Itu bukan sekadar cerita bajak laut. Itu adalah narasi tentang harapan. Dan di negeri yang masih penuh kesenjangan ini, anak-anak muda sedang haus akan kebebasan.

Mereka tak menemukan panutan pada para politisi. Mereka tak percaya lagi pada pidato kosong. Maka mereka berpaling ke dunia fiksi. Ke dunia di mana kebaikan menang. Di mana keadilan akhirnya datang. Di mana teman tak saling meninggalkan.

Bukankah itu juga yang dicita-citakan bangsa ini saat merdeka?

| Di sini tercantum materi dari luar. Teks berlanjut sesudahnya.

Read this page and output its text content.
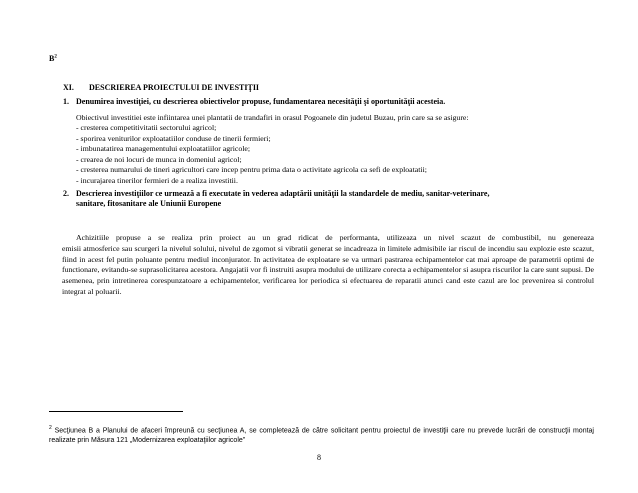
$B^2$
XI. DESCRIEREA PROIECTULUI DE INVESTIŢII
1. Denumirea investiţiei, cu descrierea obiectivelor propuse, fundamentarea necesităţii şi oportunităţii acesteia.
Obiectivul investitiei este infiintarea unei plantatii de trandafiri in orasul Pogoanele din judetul Buzau, prin care sa se asigure:
- cresterea competitivitatii sectorului agricol;
- sporirea veniturilor exploatatiilor conduse de tinerii fermieri;
- imbunatatirea managementului exploatatiilor agricole;
- crearea de noi locuri de munca in domeniul agricol;
- cresterea numarului de tineri agricultori care incep pentru prima data o activitate agricola ca sefi de exploatatii;
- incurajarea tinerilor fermieri de a realiza investitii.
2. Descrierea investiţiilor ce urmează a fi executate în vederea adaptării unităţii la standardele de mediu, sanitar-veterinare,
sanitare, fitosanitare ale Uniunii Europene
Achizitiile propuse a se realiza prin proiect au un grad ridicat de performanta, utilizeaza un nivel scazut de combustibil, nu genereaza
emisii atmosferice sau scurgeri la nivelul solului, nivelul de zgomot si vibratii generat se incadreaza in limitele admisibile iar riscul de incendiu sau explozie este scazut, fiind in acest fel putin poluante pentru mediul inconjurator. In activitatea de exploatare se va urmari pastrarea echipamentelor cat mai aproape de parametrii optimi de functionare, evitandu-se suprasolicitarea acestora. Angajatii vor fi instruiti asupra modului de utilizare corecta a echipamentelor si asupra riscurilor la care sunt supusi. De asemenea, prin intretinerea corespunzatoare a echipamentelor, verificarea lor periodica si efectuarea de reparatii atunci cand este cazul are loc prevenirea si controlul integrat al poluarii.
$^2$ Secţiunea B a Planului de afaceri împreună cu secţiunea A, se completează de către solicitant pentru proiectul de investiţii care nu prevede lucrări de construcţii montaj realizate prin Măsura 121 „Modernizarea exploataţiilor agricole”
8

Kita sebentar lagi merayakan 80 tahun kemerdekaan. Tapi pertanyaannya, merdeka untuk siapa? Apakah kita sudah merdeka untuk berbeda pendapat? Untuk mengekspresikan diri? Untuk mencintai tokoh fiksi tanpa dituduh subversif?

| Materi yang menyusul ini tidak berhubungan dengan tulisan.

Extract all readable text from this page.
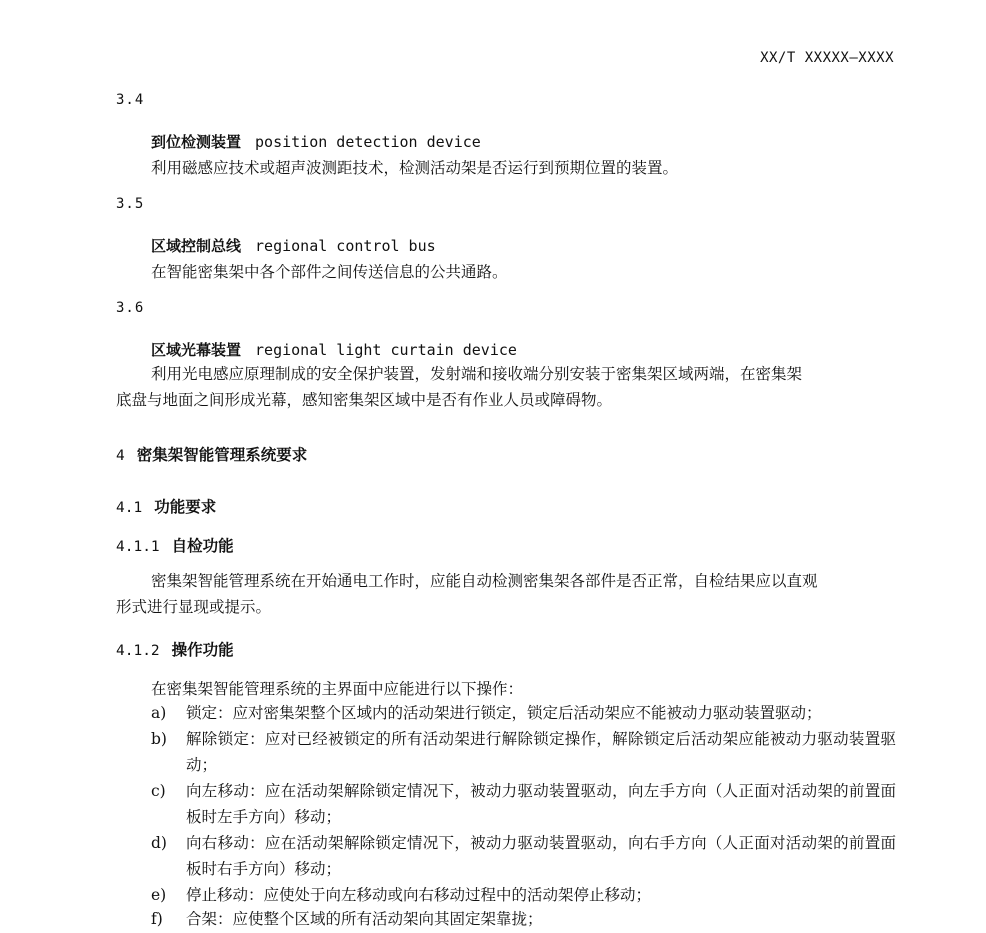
XX/T XXXXX—XXXX
3.4
到位检测装置 position detection device
利用磁感应技术或超声波测距技术，检测活动架是否运行到预期位置的装置。
3.5
区域控制总线 regional control bus
在智能密集架中各个部件之间传送信息的公共通路。
3.6
区域光幕装置 regional light curtain device
利用光电感应原理制成的安全保护装置，发射端和接收端分别安装于密集架区域两端，在密集架
底盘与地面之间形成光幕，感知密集架区域中是否有作业人员或障碍物。
4 密集架智能管理系统要求
4.1 功能要求
4.1.1 自检功能
密集架智能管理系统在开始通电工作时，应能自动检测密集架各部件是否正常，自检结果应以直观
形式进行显现或提示。
4.1.2 操作功能
在密集架智能管理系统的主界面中应能进行以下操作：
a)	锁定：应对密集架整个区域内的活动架进行锁定，锁定后活动架应不能被动力驱动装置驱动；
b)	解除锁定：应对已经被锁定的所有活动架进行解除锁定操作，解除锁定后活动架应能被动力驱动装置驱动；
c)	向左移动：应在活动架解除锁定情况下，被动力驱动装置驱动，向左手方向（人正面对活动架的前置面板时左手方向）移动；
d)	向右移动：应在活动架解除锁定情况下，被动力驱动装置驱动，向右手方向（人正面对活动架的前置面板时右手方向）移动；
e)	停止移动：应使处于向左移动或向右移动过程中的活动架停止移动；
f)	合架：应使整个区域的所有活动架向其固定架靠拢；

Upacara bisa tetap berjalan. Lagu bisa tetap dinyanyikan. Tapi kalau negara masih sibuk mengurus hal-hal kecil, sementara ketimpangan dan ketidakadilan tetap besar, maka kemerdekaan itu belum sungguh hadir di antara kita.

Merah Putih tidak butuh dijaga dari bajak laut fiksi. Ia butuh dijaga dari kekuasaan yang rakus, dari hukum yang timpang, dari aparat yang mudah marah tapi sulit melindungi. Kita butuh negara yang kuat dalam jiwa, bukan hanya dalam aturan.

Negara seharusnya jadi sosok yang tenang. Yang tahu kapan harus tegas, kapan harus bijak, dan kapan harus tertawa bersama rakyatnya. Negara yang kuat bukan yang cepat menangkap, tapi yang cepat memahami. Bukan yang curiga pada simbol, tapi yang sigap menyelesaikan masalah nyata.

Kalau negara terlalu sibuk menjaga citra dan lambang, maka ia akan kehilangan makna. Kalau negara terus menegur rakyat yang bersenang-senang, maka rakyat akan berhenti merasa bagian dari negeri ini.

Kita tidak butuh negara yang selalu merasa benar. Kita butuh negara yang mau mendengar, yang mampu tertawa tanpa merasa ditertawakan, yang tahu bahwa mencintai negeri ini bisa datang dari banyak cara—termasuk lewat anime dan tawa anak-anak muda.

Barangkali sudah waktunya negara belajar dari mereka yang dianggap remeh itu. Dari para penggemar One Piece. Dari komunitas kreatif. Dari anak-anak yang membuat video, menggambar fanart, menulis puisi, atau sekadar mengibarkan kain dengan simbol fiksi.

Mereka sedang membangun bentuk baru dari nasionalisme. Nasionalisme yang tidak kaku. Nasionalisme yang bisa berlayar jauh, tapi tetap pulang ke pelabuhan bernama Indonesia.

Kalau negara terus-menerus salah paham, maka jarak antara penguasa dan rakyat akan semakin lebar. Dan itu yang benar-benar berbahaya. Bukan bendera bajak laut. Tapi ketakutan negara terhadap rakyatnya sendiri.

Maka di ulang tahun ke-80 republik ini, mari kita renungkan: sudahkah kita benar-benar merdeka? Atau kita masih dijajah oleh ketakutan, oleh simbol kosong, oleh keangkuhan kekuasaan?

Dan kepada mereka yang hari itu berdiri di bawah tiang bendera—dengan satu kain merah putih dan satu kain bertengkorak—terima kasih. Kalian telah mengingatkan kami: bahwa negeri ini tidak akan rusak oleh tawa. Tapi bisa hancur oleh keseriusan yang salah arah.